Crescenta Valley senior Sharif Alaoui medaled in two events on the boys’ side, just making the cut with an eighth-place finish in 1:42.47 in the 200 freestyle and sharing seventh place in the 100 freestyle in 47.19 with Spencer Wolkind of Division I Tesoro.

“It feels all right, especially after CIF final,” Alaoui said. “Everyone’s tired after CIF, but to go pretty close to what I went at CIF finals is still good.”

Alaoui, Andrew De Jong, Tristan Winterhalter and Chris Veselich closed the meet with a fourth-place finish in the 400-freestyle relay in 3:10.27, a slight drop from the Division II finals and the closest the team had come all year to breaking the school record of 3:09.24.

“A lot of us are seeing cross-eyed getting out of the pool because we didn’t breathe a lot, but I don’t think we could have done any better,” said Winterhalter, a senior, who took 23rd in the 50 freestyle in 22.26. “It was great.
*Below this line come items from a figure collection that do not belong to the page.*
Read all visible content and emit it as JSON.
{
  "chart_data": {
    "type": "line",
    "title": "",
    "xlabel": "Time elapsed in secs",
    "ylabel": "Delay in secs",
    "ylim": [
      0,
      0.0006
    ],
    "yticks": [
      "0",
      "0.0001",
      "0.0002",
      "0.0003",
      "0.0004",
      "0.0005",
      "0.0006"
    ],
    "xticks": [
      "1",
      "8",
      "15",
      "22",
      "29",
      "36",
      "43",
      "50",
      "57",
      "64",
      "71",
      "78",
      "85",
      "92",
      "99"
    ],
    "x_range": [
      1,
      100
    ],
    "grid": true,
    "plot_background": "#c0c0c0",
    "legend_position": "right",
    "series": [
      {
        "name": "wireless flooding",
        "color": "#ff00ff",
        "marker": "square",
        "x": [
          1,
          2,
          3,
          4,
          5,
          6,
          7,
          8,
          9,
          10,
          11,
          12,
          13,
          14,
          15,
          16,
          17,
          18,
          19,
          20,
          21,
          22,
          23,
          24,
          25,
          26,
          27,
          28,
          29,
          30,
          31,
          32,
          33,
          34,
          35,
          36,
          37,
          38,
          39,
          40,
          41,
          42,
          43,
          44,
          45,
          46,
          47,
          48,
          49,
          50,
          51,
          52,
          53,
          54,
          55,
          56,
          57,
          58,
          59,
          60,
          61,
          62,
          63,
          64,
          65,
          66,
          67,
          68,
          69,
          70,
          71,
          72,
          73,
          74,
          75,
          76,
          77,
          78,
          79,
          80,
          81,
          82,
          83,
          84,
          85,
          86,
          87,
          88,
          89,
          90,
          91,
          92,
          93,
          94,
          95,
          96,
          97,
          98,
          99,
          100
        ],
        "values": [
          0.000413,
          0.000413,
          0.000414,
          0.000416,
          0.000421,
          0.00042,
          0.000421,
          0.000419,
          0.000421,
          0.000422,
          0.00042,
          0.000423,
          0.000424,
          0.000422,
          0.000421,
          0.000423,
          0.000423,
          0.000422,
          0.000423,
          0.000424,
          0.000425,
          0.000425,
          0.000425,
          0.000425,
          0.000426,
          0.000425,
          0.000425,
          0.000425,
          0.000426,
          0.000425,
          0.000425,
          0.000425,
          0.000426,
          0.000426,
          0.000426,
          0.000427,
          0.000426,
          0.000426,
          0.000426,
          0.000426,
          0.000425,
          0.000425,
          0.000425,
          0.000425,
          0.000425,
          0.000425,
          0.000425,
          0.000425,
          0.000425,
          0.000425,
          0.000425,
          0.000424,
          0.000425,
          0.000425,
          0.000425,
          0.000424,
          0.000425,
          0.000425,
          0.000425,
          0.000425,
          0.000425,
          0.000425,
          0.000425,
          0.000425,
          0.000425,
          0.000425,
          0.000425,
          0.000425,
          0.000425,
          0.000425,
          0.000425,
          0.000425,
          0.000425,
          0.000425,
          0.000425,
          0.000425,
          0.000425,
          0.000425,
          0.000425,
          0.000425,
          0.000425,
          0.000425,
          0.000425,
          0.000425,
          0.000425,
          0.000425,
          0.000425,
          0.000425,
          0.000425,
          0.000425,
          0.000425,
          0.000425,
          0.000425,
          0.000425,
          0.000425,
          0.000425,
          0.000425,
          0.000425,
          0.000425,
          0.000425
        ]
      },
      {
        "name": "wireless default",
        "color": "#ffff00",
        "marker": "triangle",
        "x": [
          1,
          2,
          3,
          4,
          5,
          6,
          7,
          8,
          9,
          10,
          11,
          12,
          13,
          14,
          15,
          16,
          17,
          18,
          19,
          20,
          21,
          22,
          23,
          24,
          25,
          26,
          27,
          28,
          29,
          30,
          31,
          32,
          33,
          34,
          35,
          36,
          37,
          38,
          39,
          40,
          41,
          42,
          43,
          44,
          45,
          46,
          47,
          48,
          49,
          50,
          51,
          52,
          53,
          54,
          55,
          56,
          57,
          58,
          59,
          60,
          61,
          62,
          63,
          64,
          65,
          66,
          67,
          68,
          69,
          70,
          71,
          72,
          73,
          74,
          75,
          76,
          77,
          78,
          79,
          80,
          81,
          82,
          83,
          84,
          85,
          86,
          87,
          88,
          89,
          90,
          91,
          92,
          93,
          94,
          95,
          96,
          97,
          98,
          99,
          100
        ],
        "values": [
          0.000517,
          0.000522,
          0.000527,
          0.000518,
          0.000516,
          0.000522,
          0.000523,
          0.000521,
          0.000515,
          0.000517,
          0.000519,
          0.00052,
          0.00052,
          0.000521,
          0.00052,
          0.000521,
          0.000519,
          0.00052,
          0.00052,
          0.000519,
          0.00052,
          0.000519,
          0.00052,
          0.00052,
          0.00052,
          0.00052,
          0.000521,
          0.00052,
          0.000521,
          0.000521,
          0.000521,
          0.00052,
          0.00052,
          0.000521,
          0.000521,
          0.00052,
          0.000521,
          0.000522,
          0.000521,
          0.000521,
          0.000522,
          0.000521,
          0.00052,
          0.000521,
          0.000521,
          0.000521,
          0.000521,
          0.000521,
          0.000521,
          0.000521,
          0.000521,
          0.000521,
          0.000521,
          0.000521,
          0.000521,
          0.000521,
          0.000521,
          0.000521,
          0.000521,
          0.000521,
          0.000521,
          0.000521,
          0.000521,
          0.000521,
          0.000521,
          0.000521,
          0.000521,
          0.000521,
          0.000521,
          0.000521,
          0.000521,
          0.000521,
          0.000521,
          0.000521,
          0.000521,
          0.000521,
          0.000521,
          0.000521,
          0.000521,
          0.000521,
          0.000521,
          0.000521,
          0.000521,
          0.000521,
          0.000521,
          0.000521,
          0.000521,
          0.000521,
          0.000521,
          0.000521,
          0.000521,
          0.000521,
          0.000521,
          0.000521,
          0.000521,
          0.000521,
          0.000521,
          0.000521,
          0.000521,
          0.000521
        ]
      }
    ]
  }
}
I like to end it on that note.”

De Jong took 21st in the 200-individual medley in 1:59.99.

Glendale High’s Katalina Sher placed 18th in the 200 freestyle in 1:55.79 and came back to take 23rd in the 100 freestyle (54.63).

Flintridge Sacred Heart Academy was 16th in the 200-medley relay behind Briana Swinney, Madeline Talt, Emily Carideo and Alex Marquez, while Alaoui, Winterhalter, De Jong and Josh Chi were 18th in the 200-medley relay (1:42.01).